Diskless Linux boot using ZFS, iSCSI and PXE

stereo-highway 45 points 12 comments May 07, 2026
aniket.foo · View on Hacker News

Discussion Highlights (8 comments)

ggm

NFS diskless is the more common approach I've used but this is very cool.

protoman3000

Pretty cool! You could also boot into an ephemeral minimal initrd that displays a selection menu instead of doing it in iPXE. That would grab the new kernel and initrd from the network and kexecs it without reboot.

yjftsjthsd-h

Nice. I'm extra fond of ZFS backed network root filesystem, because it lets you put an OS on ZFS without needing to deal with ZFS support in that OS. (One of these days I want to try OpenBSD with its root on NFS on ZFS, either from Linux or FreeBSD.) Does anyone have an opinion on iSCSI vs NBD?

ahepp

You might find it worth upgrading to 10gbps if you continue to go down this road. The Mikrotik CRS-309 has served me well, and a couple Intel X520-DA2s.
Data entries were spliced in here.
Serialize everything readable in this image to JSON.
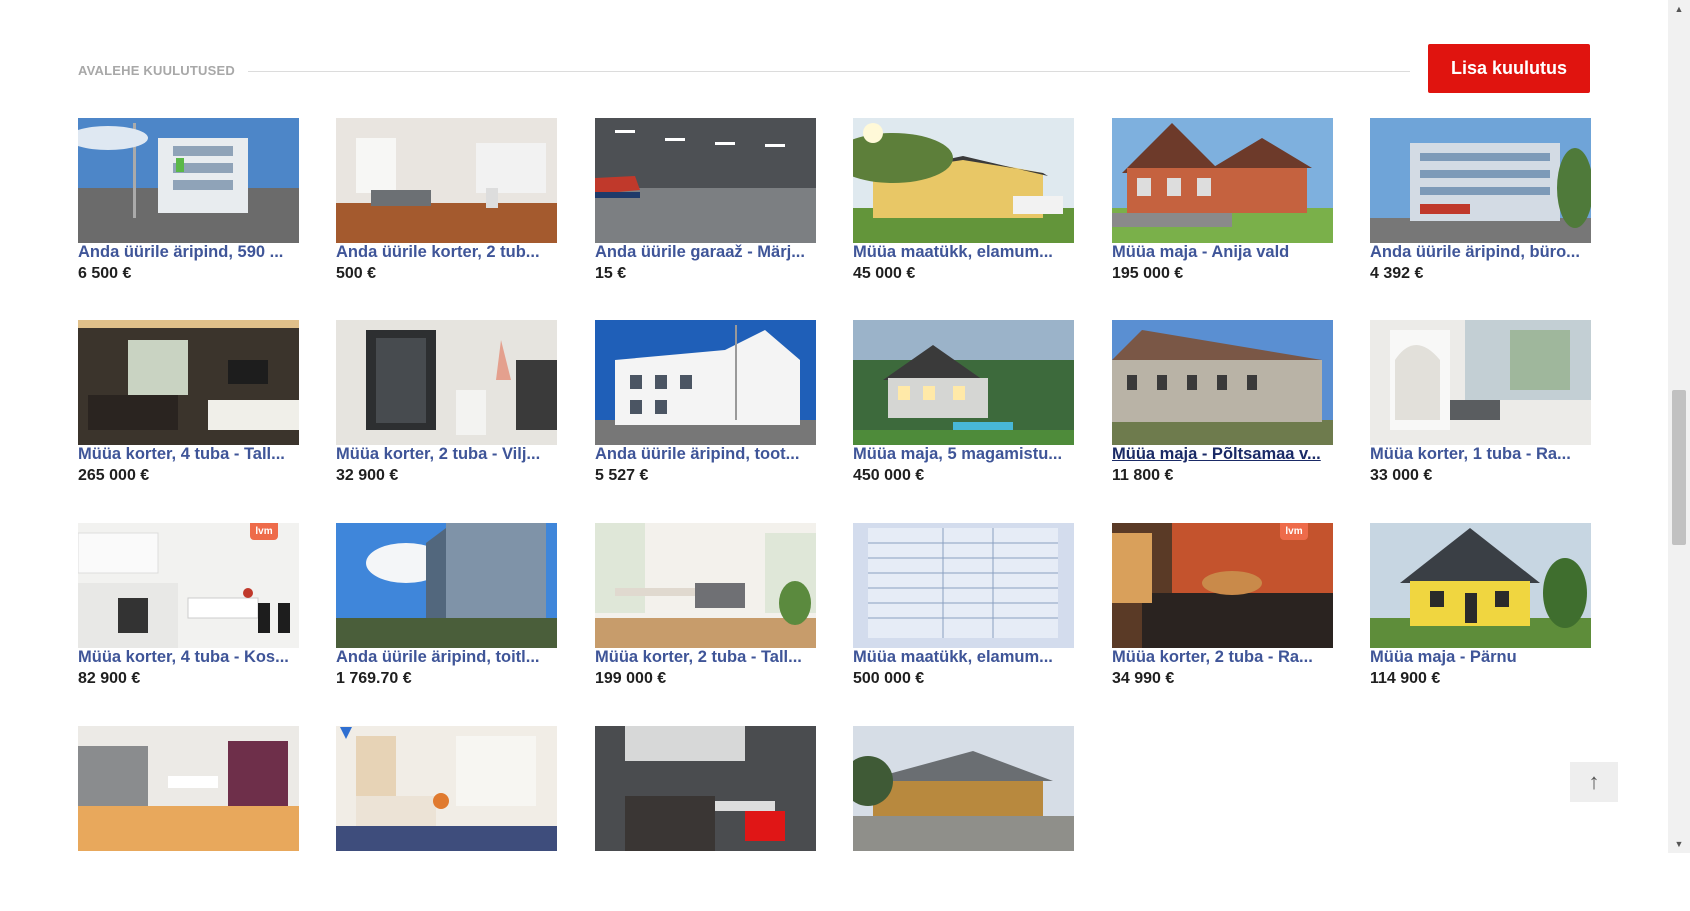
{
  "section": {
    "title": "AVALEHE KUULUTUSED",
    "add_button_label": "Lisa kuulutus"
  },
  "listings": [
    {
      "title": "Anda üürile äripind, 590 ...",
      "price": "6 500 €"
    },
    {
      "title": "Anda üürile korter, 2 tub...",
      "price": "500 €"
    },
    {
      "title": "Anda üürile garaaž - Märj...",
      "price": "15 €"
    },
    {
      "title": "Müüa maatükk, elamum...",
      "price": "45 000 €"
    },
    {
      "title": "Müüa maja - Anija vald",
      "price": "195 000 €"
    },
    {
      "title": "Anda üürile äripind, büro...",
      "price": "4 392 €"
    },
    {
      "title": "Müüa korter, 4 tuba - Tall...",
      "price": "265 000 €"
    },
    {
      "title": "Müüa korter, 2 tuba - Vilj...",
      "price": "32 900 €"
    },
    {
      "title": "Anda üürile äripind, toot...",
      "price": "5 527 €"
    },
    {
      "title": "Müüa maja, 5 magamistu...",
      "price": "450 000 €"
    },
    {
      "title": "Müüa maja - Põltsamaa v...",
      "price": "11 800 €"
    },
    {
      "title": "Müüa korter, 1 tuba - Ra...",
      "price": "33 000 €"
    },
    {
      "title": "Müüa korter, 4 tuba - Kos...",
      "price": "82 900 €"
    },
    {
      "title": "Anda üürile äripind, toitl...",
      "price": "1 769.70 €"
    },
    {
      "title": "Müüa korter, 2 tuba - Tall...",
      "price": "199 000 €"
    },
    {
      "title": "Müüa maatükk, elamum...",
      "price": "500 000 €"
    },
    {
      "title": "Müüa korter, 2 tuba - Ra...",
      "price": "34 990 €"
    },
    {
      "title": "Müüa maja - Pärnu",
      "price": "114 900 €"
    },
    {
      "title": "",
      "price": ""
    },
    {
      "title": "",
      "price": ""
    },
    {
      "title": "",
      "price": ""
    },
    {
      "title": "",
      "price": ""
    }
  ],
  "badges": {
    "brand_label": "lvm"
  },
  "scroll_top_label": "↑",
  "scrollbar": {
    "up": "▲",
    "down": "▼"
  },
  "colors": {
    "accent": "#e0140f",
    "link": "#3f5598",
    "price": "#1f1f1f",
    "muted": "#a8a8a8"
  }
}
I believe those NICs can do iSCSI natively, and pass the session to the operating system with iBFT. SFP28 might be cheap enough now too, I'm not sure...

dhash

something worth mentioning here is that iSCSI is quite unhappy on congested networks or packet loss caused by incast traffic. to make this actually work well, consider modifying your switches QoS settings to carve out a priority VLAN for iSCSI traffic

tehlike

I used similar ipxe setup for robotic cluster - every robot booted from the same thing, then kubernetes managed the containe orchestration. it was fun.

anonymousiam

I've done a lot of headless/diskless stuff. I haven't done much for years, because my NAS only has gigabit Ethernet ports. I can cascade them and get four Gbps downstream, but it's still painful. I have recently upgraded my house to 10Gbps Ethernet, with only one room still stuck at gigabit, and unfortunately, it's my main office. I'm working on getting the drop there now (literally, just taking a break here). Even once I'm done, accessing an iSCSI drive over 10GbE will be 4-8 times slower than a local NVMe drive, but it will sure be a lot better than it was! Ideally, I could run VMs on the NAS and have great performance, but that's another hardware upgrade...

louwrentius

I would probably recommend to look into NVMe over TCP over iSCSI, especially for fast NVMe drives.